The Inevitable Margin Call For every trade taken in a trading account, the broker blocks a corresponding margin needed to keep the trade floating. By the time the trade hits the stop loss or the take profit, or it is simply closed, the margin is released and the process starts all over again. If none of the steps above are followed, the broker will start automatically closing the trades, and if the market still goes against the open positions the trader will end up with the trading account being wiped out. This is what a margin call is, and what it does to a trading account.
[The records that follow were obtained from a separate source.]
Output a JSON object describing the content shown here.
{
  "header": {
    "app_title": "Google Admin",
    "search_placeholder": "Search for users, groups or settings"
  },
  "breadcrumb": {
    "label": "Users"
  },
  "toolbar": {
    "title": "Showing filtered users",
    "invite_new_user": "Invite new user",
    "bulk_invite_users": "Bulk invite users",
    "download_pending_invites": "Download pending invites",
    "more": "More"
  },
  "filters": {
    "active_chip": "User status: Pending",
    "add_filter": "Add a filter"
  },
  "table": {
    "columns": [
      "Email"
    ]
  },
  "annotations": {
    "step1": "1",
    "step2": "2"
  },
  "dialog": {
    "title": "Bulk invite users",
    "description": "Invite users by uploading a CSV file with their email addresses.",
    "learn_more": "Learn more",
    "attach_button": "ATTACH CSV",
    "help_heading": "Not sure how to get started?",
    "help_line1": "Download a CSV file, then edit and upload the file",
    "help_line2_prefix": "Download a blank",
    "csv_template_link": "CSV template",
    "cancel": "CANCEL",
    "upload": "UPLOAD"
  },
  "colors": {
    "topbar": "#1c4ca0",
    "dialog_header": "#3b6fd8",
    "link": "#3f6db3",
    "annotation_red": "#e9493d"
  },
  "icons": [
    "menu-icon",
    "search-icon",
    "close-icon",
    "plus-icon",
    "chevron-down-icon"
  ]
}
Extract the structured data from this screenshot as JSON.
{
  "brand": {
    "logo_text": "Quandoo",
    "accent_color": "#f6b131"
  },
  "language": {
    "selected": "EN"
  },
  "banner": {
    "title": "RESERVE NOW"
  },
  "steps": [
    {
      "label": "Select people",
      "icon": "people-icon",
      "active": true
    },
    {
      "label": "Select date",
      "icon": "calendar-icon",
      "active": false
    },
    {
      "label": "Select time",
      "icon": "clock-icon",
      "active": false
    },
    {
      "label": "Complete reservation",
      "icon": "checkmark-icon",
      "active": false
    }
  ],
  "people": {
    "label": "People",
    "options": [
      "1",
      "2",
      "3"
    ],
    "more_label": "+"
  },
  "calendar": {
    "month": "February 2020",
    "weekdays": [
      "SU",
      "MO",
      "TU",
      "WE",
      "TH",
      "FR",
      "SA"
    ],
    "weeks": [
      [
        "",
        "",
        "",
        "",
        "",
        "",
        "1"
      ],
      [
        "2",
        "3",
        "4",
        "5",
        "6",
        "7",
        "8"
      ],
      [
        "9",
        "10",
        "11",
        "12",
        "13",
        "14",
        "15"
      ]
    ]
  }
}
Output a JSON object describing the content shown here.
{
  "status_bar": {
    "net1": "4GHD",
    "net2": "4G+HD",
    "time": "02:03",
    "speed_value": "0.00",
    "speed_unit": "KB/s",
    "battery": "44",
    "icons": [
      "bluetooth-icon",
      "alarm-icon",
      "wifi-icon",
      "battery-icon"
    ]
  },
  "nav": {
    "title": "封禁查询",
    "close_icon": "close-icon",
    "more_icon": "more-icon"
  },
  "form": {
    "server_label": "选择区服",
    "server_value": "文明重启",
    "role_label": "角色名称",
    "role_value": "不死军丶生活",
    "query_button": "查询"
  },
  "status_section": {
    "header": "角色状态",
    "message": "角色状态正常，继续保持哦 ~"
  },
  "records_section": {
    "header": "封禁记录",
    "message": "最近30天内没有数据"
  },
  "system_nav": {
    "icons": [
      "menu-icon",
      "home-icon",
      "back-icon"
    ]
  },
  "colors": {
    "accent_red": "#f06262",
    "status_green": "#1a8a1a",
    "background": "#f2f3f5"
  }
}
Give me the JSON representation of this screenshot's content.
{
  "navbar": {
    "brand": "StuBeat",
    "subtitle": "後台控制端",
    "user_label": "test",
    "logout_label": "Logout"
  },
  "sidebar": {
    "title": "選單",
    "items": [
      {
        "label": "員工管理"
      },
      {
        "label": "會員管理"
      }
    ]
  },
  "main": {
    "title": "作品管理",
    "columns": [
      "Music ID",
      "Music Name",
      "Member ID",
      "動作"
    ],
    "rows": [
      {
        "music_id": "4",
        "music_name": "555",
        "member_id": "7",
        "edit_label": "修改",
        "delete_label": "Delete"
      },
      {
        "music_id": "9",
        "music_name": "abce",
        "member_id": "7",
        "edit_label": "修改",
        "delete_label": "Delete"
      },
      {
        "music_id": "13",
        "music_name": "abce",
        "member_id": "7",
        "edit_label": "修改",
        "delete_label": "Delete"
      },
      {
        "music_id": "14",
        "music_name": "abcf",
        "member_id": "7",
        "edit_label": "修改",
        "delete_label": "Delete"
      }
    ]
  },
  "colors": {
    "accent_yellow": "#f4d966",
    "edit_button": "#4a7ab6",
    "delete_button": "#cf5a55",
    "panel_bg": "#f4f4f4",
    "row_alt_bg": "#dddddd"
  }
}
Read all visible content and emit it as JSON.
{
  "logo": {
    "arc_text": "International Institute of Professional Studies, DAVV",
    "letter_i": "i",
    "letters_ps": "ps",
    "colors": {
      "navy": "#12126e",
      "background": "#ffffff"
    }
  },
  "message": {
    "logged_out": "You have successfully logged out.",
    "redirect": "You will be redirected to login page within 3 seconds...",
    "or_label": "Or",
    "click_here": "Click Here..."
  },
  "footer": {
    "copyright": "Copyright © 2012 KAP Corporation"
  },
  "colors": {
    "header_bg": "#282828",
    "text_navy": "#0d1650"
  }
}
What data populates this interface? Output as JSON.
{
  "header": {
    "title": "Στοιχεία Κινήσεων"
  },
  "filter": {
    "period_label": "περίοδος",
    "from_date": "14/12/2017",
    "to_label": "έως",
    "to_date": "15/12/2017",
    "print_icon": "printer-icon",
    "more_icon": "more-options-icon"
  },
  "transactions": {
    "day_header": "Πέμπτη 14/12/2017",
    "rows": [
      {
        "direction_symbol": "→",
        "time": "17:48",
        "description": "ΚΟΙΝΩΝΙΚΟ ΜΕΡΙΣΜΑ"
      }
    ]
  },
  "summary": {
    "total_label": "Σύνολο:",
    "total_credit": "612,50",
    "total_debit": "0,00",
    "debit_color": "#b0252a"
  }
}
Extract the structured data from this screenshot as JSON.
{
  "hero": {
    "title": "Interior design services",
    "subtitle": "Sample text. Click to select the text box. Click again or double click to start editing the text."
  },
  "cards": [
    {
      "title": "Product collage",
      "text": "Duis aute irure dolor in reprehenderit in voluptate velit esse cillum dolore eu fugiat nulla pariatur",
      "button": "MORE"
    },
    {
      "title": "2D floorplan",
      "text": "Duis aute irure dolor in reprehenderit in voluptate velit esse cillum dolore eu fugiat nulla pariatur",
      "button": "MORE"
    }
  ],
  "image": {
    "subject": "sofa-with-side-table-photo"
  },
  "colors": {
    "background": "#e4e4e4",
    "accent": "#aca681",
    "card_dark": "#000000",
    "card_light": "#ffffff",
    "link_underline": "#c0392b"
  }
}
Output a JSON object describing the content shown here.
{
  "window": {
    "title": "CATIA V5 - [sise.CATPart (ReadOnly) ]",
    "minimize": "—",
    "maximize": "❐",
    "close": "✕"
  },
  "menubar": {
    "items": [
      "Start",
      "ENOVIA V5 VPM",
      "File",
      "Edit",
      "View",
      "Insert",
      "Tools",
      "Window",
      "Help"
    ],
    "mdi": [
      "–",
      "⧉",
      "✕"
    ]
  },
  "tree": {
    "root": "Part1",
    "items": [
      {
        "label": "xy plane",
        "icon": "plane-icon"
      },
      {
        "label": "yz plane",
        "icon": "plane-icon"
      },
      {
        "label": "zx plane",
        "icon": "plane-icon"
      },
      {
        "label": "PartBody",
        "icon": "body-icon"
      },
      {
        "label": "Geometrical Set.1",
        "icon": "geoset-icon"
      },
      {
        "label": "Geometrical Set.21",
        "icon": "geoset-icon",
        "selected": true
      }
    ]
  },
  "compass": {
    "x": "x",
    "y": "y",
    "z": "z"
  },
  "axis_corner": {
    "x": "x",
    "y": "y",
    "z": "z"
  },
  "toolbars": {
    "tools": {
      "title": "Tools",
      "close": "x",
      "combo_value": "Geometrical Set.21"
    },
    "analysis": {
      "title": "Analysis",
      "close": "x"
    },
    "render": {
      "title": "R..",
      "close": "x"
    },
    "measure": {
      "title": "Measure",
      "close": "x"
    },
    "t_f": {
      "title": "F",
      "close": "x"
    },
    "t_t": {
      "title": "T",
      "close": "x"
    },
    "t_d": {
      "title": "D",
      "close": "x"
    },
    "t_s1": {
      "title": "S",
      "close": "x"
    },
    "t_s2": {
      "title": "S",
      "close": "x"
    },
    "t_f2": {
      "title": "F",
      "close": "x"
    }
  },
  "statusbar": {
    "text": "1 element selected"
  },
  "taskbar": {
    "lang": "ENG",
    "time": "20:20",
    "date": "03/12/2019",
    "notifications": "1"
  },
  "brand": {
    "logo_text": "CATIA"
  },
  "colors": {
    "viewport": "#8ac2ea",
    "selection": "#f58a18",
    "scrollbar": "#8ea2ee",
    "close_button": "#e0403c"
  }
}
The thing is that a margin call is really healthy from a psychological point of view as long as it does not happen often. Learning from Earlier Mistakes Receiving a margin call can be a great opportunity to ask the following question: Is trading suitable for me, or do I have what it takes to trade profitably? It is often only from this moment in time that trading is taken seriously, and that people will start investigating some more about what to do to trade profitably. There’s no shame in admitting defeat or failure, as long as one learns from it. This is why I mentioned at the start of the article that people fail to follow those three simple steps. Human nature is such that we rather learn from mistakes than follow a simple path to success. How to Avoid a Margin Call A simple answer to this question is to simply have a lot of funds in a trading account, and to constantly add more than the open positions.
Unfortunately, while this will certainly work, it is not usually realistic. The idea behind Forex trading and trading in general is to grow an account in such a way that in the end trading for a living becomes a reality. A sound money management plan is the cornerstone in avoiding a margin call. There are many money management techniques to be applied, and here on our Forex Trading Academy, we’re going to cover them later.